T OUS deux ont moins de 30 ans lorsqu'ils décident d'entreprendre, en 1999, un périple qui les mènera, pendant six mois, des alpages perchés du Kazakhstan jusqu'aux rivages asséchés de la mer d'Aral. Priscilla Telmon, 23 ans, et Sylvain Tesson, 27 ans (qui a déjà accompli plusieurs grandes randonnées à pied, à travers l'Asie), ont suivi l'un des études d'ethnomédecine et l'autre de géographie et sont déjà aguerris au rythme des expéditions.
Ils partent avec l'idée de parcourir les traces des explorateurs qui se sont succédé dans la région depuis le XIVe siècle, de Marco Polo à Ella Maillart, entre ce qui reste de la vie nomade des grandes steppes et ce qui s'est transformé sous le joug soviétique. A cheval, avec Ouroz, Boris et Bucéphale, ils parcourent 3 000 kilomètres. « L'histoire de l'Asie s'est écrite à cheval, raconte la jeune femme. Nous aurions commis une imposture si nous n'avions pas fait le voyage ainsi. Nous formions une caravane en marche. » Les deux jeunes gens se font palefrenier et maréchal-ferrant sans trop de difficultés.
Ce ne sont pas tant les obstacles naturels qui les font buter (tempêtes, aridité, froid) que les milices et polices des régions frontalières, parfois violentes. De temps en temps, quelques haltes s'imposent. « Visite à l'hôpital pour Sylvain, frappé de dysenterie. Il est instantanément et violemment guéri par les miracles du clystère intime, encore utilisé en ces latitudes, sous le nom de klysma, dans la plus parfaite tradition de la tuyauterie sous pression du XIXe siècle. Il ressort de la séance, soutenu par deux infirmières russes qui rient de toutes leurs dents en or de sa stupeur. » Infirmières aux ongles démesurées, chambres vaguement propres, l'ambiance est celle des hôpitaux de guerre, commente Sylvain Tesson. Les postes de santé sont en majorité tenus par les Russes, sur les terres du Kazakhstan. « Nous avons toujours pris nos propres seringues, reprend-il. Là-bas, la plupart sont réutilisées. »
La thérapie alcool
Priscilla Telmon fait également l'expérience de la médecine russe, lorsque, atteinte d'une maladie parasitaire (lambliase), elle met le pied, « avec l'innocente intention de (se) soigner », dans la polyclinique d'Osh. « Cour des miracles. Dernier salon où l'on vit. Vision de morgue. Pavillon des cancéreux. Quelques médecins coiffés de toques blanches vouent leur vie à repousser le flot grossissant de candidats à la guérison qui n'ont aucune chance de recevoir de soins de leur vivant. A peine Priscilla a-t-elle franchi le premier couloir encombré de mourants qu'une infirmière la pousse dans le bureau d'un médecin-chef, au mépris de la file d'attente, sans que personne, n'ait la force de protester.
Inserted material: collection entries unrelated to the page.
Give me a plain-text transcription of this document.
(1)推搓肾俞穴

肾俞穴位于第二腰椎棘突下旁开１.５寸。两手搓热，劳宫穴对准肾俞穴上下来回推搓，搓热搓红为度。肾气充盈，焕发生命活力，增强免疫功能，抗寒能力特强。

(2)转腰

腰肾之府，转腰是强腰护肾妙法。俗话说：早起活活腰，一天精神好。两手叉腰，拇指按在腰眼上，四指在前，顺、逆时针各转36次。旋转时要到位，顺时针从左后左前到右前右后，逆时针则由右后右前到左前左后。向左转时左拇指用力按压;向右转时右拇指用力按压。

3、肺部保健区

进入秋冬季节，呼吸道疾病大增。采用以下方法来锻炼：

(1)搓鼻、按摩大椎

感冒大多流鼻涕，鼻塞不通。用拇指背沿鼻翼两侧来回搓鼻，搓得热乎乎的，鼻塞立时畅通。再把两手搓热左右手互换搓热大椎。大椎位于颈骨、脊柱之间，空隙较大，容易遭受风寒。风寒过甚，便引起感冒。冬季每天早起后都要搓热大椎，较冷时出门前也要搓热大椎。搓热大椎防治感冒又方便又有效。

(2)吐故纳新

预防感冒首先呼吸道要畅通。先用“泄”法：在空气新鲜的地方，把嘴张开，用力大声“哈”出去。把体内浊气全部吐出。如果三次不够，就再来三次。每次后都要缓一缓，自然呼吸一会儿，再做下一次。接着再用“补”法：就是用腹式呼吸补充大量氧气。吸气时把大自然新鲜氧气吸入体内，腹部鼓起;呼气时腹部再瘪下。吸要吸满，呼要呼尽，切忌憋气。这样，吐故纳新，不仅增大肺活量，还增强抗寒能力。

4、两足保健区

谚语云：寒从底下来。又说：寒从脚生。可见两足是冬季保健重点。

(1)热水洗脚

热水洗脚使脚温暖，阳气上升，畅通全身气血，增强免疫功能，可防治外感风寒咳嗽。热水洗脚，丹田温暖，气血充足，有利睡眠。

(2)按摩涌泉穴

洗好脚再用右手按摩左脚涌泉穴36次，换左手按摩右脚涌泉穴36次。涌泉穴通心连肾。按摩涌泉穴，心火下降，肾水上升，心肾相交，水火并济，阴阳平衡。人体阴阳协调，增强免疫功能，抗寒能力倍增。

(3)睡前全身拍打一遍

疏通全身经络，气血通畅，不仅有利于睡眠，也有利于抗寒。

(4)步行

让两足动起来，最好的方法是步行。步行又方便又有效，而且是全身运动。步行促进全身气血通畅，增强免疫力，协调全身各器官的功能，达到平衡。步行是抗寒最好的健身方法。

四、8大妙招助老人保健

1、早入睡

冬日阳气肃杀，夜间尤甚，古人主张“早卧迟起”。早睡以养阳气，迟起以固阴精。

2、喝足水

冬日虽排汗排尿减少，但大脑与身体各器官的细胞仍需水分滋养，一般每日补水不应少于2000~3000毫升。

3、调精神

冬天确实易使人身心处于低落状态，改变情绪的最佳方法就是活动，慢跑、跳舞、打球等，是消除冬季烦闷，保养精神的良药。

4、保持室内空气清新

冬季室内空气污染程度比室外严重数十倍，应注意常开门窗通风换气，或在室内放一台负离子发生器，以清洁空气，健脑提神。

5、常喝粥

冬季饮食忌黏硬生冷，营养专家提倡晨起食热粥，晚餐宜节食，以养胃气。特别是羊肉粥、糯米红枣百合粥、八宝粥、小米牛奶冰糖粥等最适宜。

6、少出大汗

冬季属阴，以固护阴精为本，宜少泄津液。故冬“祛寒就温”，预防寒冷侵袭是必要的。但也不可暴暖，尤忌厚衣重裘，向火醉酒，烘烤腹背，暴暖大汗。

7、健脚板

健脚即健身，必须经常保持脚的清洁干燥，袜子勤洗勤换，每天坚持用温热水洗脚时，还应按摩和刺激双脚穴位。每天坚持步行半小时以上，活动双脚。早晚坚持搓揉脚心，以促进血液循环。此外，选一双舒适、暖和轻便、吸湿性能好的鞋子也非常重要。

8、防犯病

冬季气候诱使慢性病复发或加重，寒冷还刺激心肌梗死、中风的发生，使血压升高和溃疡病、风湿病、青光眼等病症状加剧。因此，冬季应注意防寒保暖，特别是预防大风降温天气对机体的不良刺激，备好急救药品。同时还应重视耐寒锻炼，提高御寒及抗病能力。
- C'est l'appendicite ! déclare le médecin après une auscultation sans doute un peu trop rapide. »
Face à cette médecine, les habitants de ces régions choisissent généralement de recourir au remède vodka, plus efficace à court terme.
« Souvent, la bouteille sort d'un coffre et les verres sont disposés sur la table, par enchantement. Des verres beaucoup trop grands.
- Un petit peu ? nous propose-t-on, l'il allumé.
Ce qui veut dire un demi-litre. L'alcool à 45 °C arrache tout sur son passage. Désherbant du corps. Il faut boire et reboire à la santé des chevaux, de la famille, du dernier-né, à la santé de tout et à la ruine de la sienne, par-dessus chaque gorgée ». La bouteille est finie dans les cinq minutes. C'est une mauvaise vodka russe rehaussée de khumus kirgize, du lait de jument fermenté, ou coupée avec du kérosène. On boit plus de vodka que d'eau et les bouteilles d'alcool ont des goulots qui ne se ferment pas, comme celles qu'utilisent les cyclistes. Regardé à l'Ouest comme un folklore amusant, il s'agit plutôt d'un « suicide collectif par hara-kiri éthylique. Et glou et glou. La vodka coule dans les gosiers de l'Est. L'espérance de vie est tombée en dessous de soixante ans pour les hommes ».
Les hautes montagnes du Kirghizistan font place aux vallées sèches du Tadjikistan, aux oasis de Samarcande et de Boukhara, aux déserts d'Ouzbékistan, et aux marais de Karakalpakie. Six mois de découvertes et de rencontres. Le voyage touche à sa fin, il faut laisser les chevaux. La caravane s'évanouit mais les photographies et le carnet de bord restent, bien vivants.
* Editions Robert Laffont, coll. « L'aventure continue », 250 pages, 129 F (19,67 euros).